When a call handler rang back at 11.15pm Coleman didn’t pick up.

Paramedics arrived at 3.30am to find him dead in his van.

The inquest heard his call had been picked up by a handler in Newcastle as part of an arrangement between trusts to help deal with demand at busy times.

The call was correctly prioritised as a category two call.

These are the second most urgent type of calls and should be responded to in no more than 40 minutes – with a target of 18 minutes.

At 10.29pm the call handler told Mr Coleman an ambulance would be on its way and instructed him to make himself comfortable and to keep his phone line free.

Chris Hewitson, patient safety manager at the East of England Ambulance Service Trust (EEAST), told the court that at the time of Mr Coleman’s call the service did not have a single ambulance free to attend.

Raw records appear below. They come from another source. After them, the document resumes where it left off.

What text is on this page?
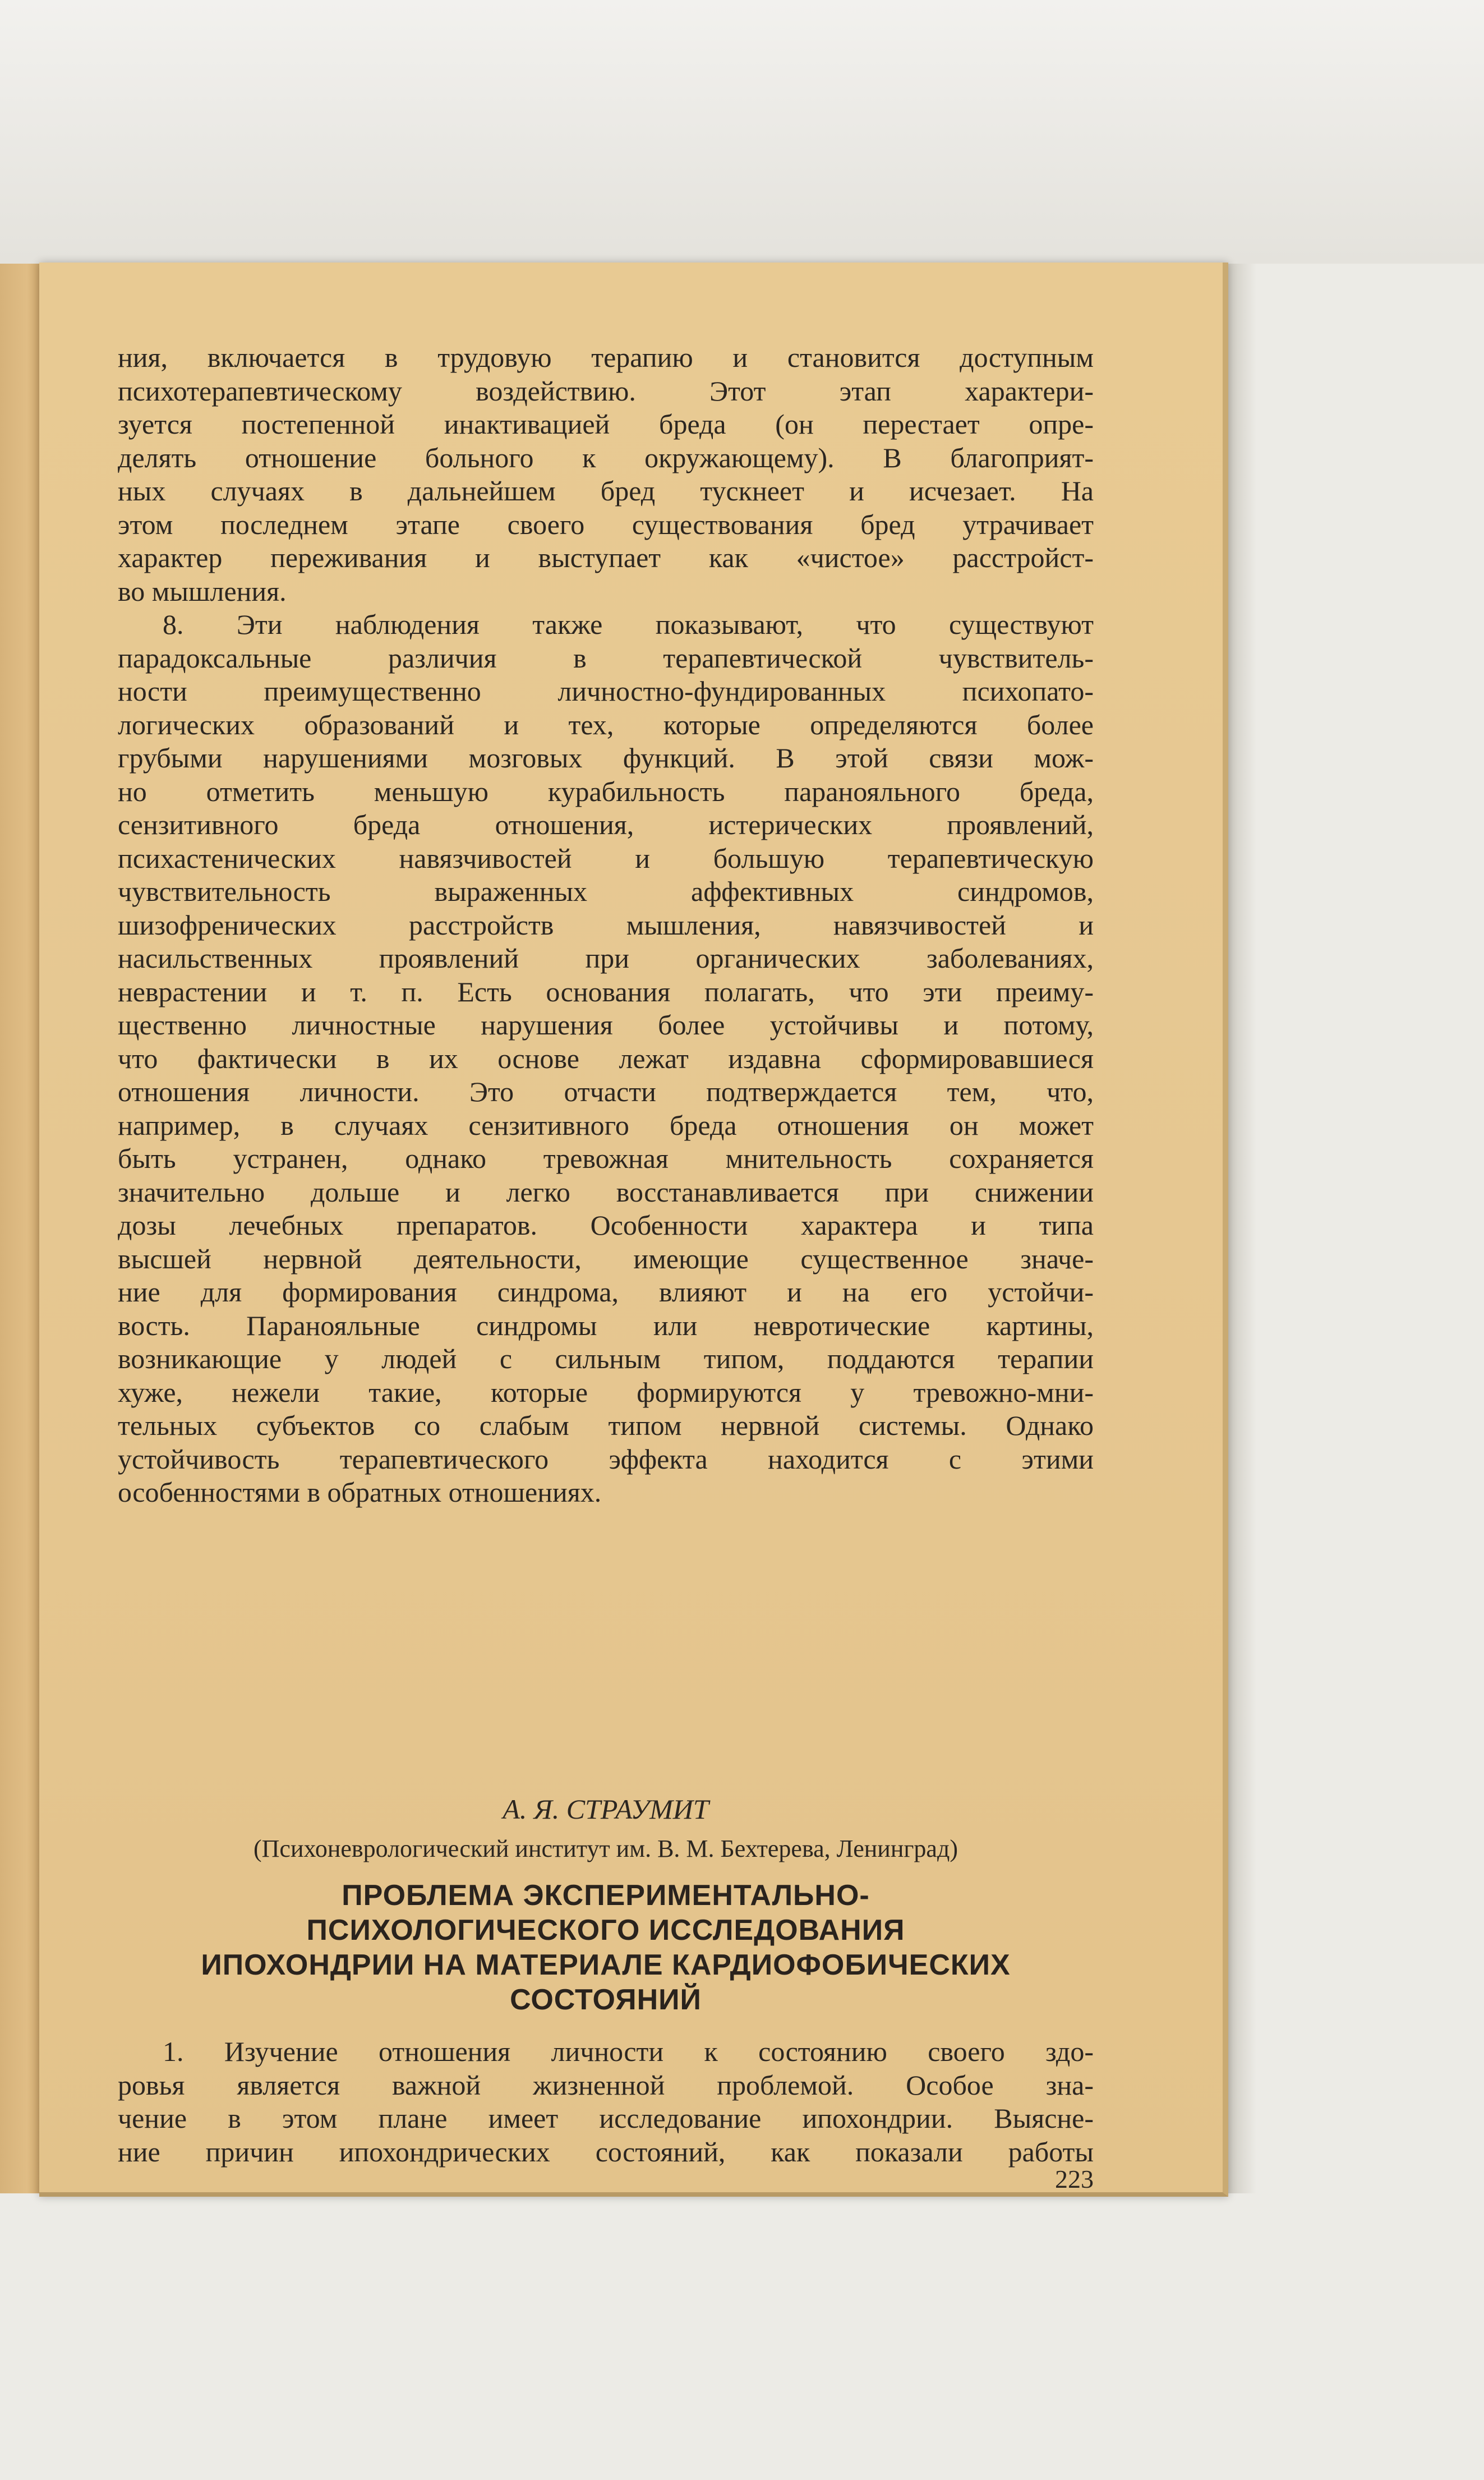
ния, включается в трудовую терапию и становится доступным
психотерапевтическому воздействию. Этот этап характери-
зуется постепенной инактивацией бреда (он перестает опре-
делять отношение больного к окружающему). В благоприят-
ных случаях в дальнейшем бред тускнеет и исчезает. На
этом последнем этапе своего существования бред утрачивает
характер переживания и выступает как «чистое» расстройст-
во мышления.
8. Эти наблюдения также показывают, что существуют
парадоксальные различия в терапевтической чувствитель-
ности преимущественно личностно-фундированных психопато-
логических образований и тех, которые определяются более
грубыми нарушениями мозговых функций. В этой связи мож-
но отметить меньшую курабильность паранояльного бреда,
сензитивного бреда отношения, истерических проявлений,
психастенических навязчивостей и большую терапевтическую
чувствительность выраженных аффективных синдромов,
шизофренических расстройств мышления, навязчивостей и
насильственных проявлений при органических заболеваниях,
неврастении и т. п. Есть основания полагать, что эти преиму-
щественно личностные нарушения более устойчивы и потому,
что фактически в их основе лежат издавна сформировавшиеся
отношения личности. Это отчасти подтверждается тем, что,
например, в случаях сензитивного бреда отношения он может
быть устранен, однако тревожная мнительность сохраняется
значительно дольше и легко восстанавливается при снижении
дозы лечебных препаратов. Особенности характера и типа
высшей нервной деятельности, имеющие существенное значе-
ние для формирования синдрома, влияют и на его устойчи-
вость. Паранояльные синдромы или невротические картины,
возникающие у людей с сильным типом, поддаются терапии
хуже, нежели такие, которые формируются у тревожно-мни-
тельных субъектов со слабым типом нервной системы. Однако
устойчивость терапевтического эффекта находится с этими
особенностями в обратных отношениях.
А. Я. СТРАУМИТ
(Психоневрологический институт им. В. М. Бехтерева, Ленинград)
ПРОБЛЕМА ЭКСПЕРИМЕНТАЛЬНО-
ПСИХОЛОГИЧЕСКОГО ИССЛЕДОВАНИЯ
ИПОХОНДРИИ НА МАТЕРИАЛЕ КАРДИОФОБИЧЕСКИХ
СОСТОЯНИЙ
1. Изучение отношения личности к состоянию своего здо-
ровья является важной жизненной проблемой. Особое зна-
чение в этом плане имеет исследование ипохондрии. Выясне-
ние причин ипохондрических состояний, как показали работы
223
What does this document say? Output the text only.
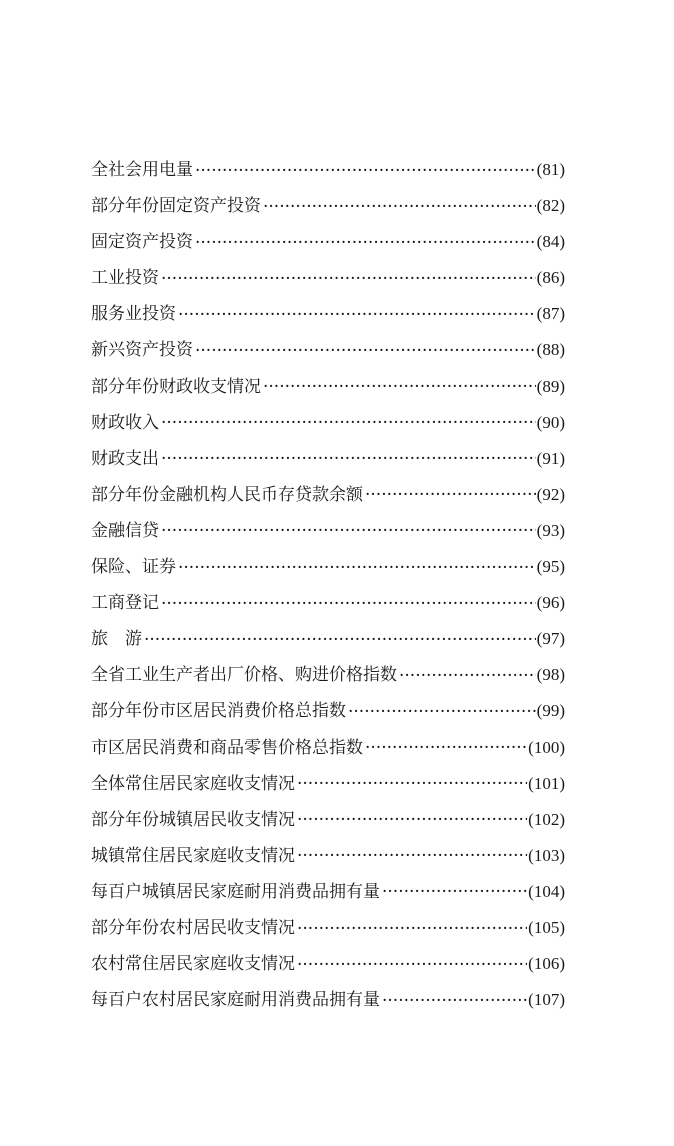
全社会用电量 ·····	(81)
部分年份固定资产投资 ·····	(82)
固定资产投资 ·····	(84)
工业投资 ·····	(86)
服务业投资 ·····	(87)
新兴资产投资 ·····	(88)
部分年份财政收支情况 ·····	(89)
财政收入 ·····	(90)
财政支出 ·····	(91)
部分年份金融机构人民币存贷款余额 ·····	(92)
金融信贷 ·····	(93)
保险、证券 ·····	(95)
工商登记 ·····	(96)
旅　游 ·····	(97)
全省工业生产者出厂价格、购进价格指数 ·····	(98)
部分年份市区居民消费价格总指数 ·····	(99)
市区居民消费和商品零售价格总指数 ·····	(100)
全体常住居民家庭收支情况 ·····	(101)
部分年份城镇居民收支情况 ·····	(102)
城镇常住居民家庭收支情况 ·····	(103)
每百户城镇居民家庭耐用消费品拥有量 ·····	(104)
部分年份农村居民收支情况 ·····	(105)
农村常住居民家庭收支情况 ·····	(106)
每百户农村居民家庭耐用消费品拥有量 ·····	(107)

He also said there were also no community first responders available at the time.

Mr Coleman’s daughter questioned why her father’s call was not escalated when he did not answer the attempted callback.

She asked whether callers could be asked to provide an alternative contact number -such as a next of kin – when making an emergency call on their own.

Mr Hewitson said this was not something that was currently done but could be considered.

Meanwhile David Allen, head of operations at EEAST, highlighted the pressures the service continues to face – despite efforts to make improvements.

He said: ‘Sometimes we can have up to 30 ambulances waiting outside the Norfolk and Norwich hospital at any one time.

‘There are over 400 patients across the three Norfolk hospitals who are medically fit to leave but cannot be discharged.’

He said the ambulance trust was making efforts to treat more people in the community and had been able to reduce the number needing hospital admission by 22 per cent.

Yvonne Blake, area coroner for Norfolk, concluded that Mr Coleman had died of a heart attack – but that she could not give a precise time of his death.